Les zones off-shore sont apparues dans les années 20. Mais elles se sont surtout développées à partir des années 70, lors de l’émergence d’un grand flux de pétrodollars et dans le contexte de la libéralisation des mouvements de capitaux. Leur histoire est étroitement liée à celle des pays industrialisés. Ce n’est certainement pas un hasard si ceux-ci les ont tolérées jusqu’ici. Mais, depuis quelques années, la tendance semble s’inverser. Les paradis fiscaux sont montrés du doigt, y compris par les grandes institutions internationales. En effet, le phénomène a pris une ampleur telle que l’économie classique en pâtit. Selon un rapport de l’ONU, les actifs cachés dans les établissements bancaires off-shore par les grandes fortunes privées s’élèvent à 200 000 milliards de francs, soit plus de 3% de la richesse mondiale. Et ce bas de laine augmente de 12% chaque année. Il était donc temps de réagir.

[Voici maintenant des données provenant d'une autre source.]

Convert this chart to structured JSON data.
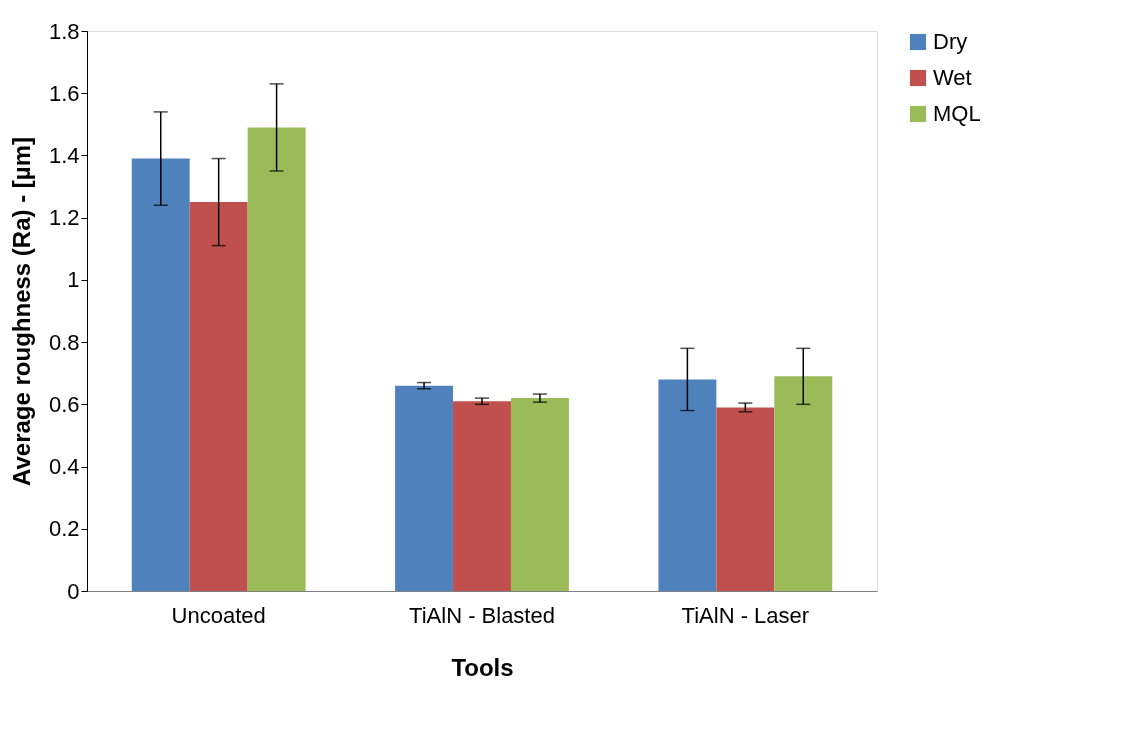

Pour l’instant, c’est l’Europe qui se trouve en tête du combat. Dans le cadre de l’harmonisation fiscale, les ministres des Finances des Quinze ont adopté, à la fin de novembre 2000, un calendrier pour le démantèlement des eldorados financiers européens avec 2005 comme date ultime. Mais il ne faut pas crier victoire trop vite. En fait de démantèlement, il s’agit de la négocation d’un code de conduite qui n’est pas contraignant juridiquement. Le dossier est d’autant plus délicat que de nombreux Etats européens sont liés à des paradis fiscaux: Grande-Bretagne (îles anglo-normandes, îles Vierges, Gibraltar…), Pays-Bas (Antilles néerlandaises, Aruba), France (Monaco, Andorre), Espagne (Andorre). Sans parler du Luxembourg qui est lui-même un paradis fiscal.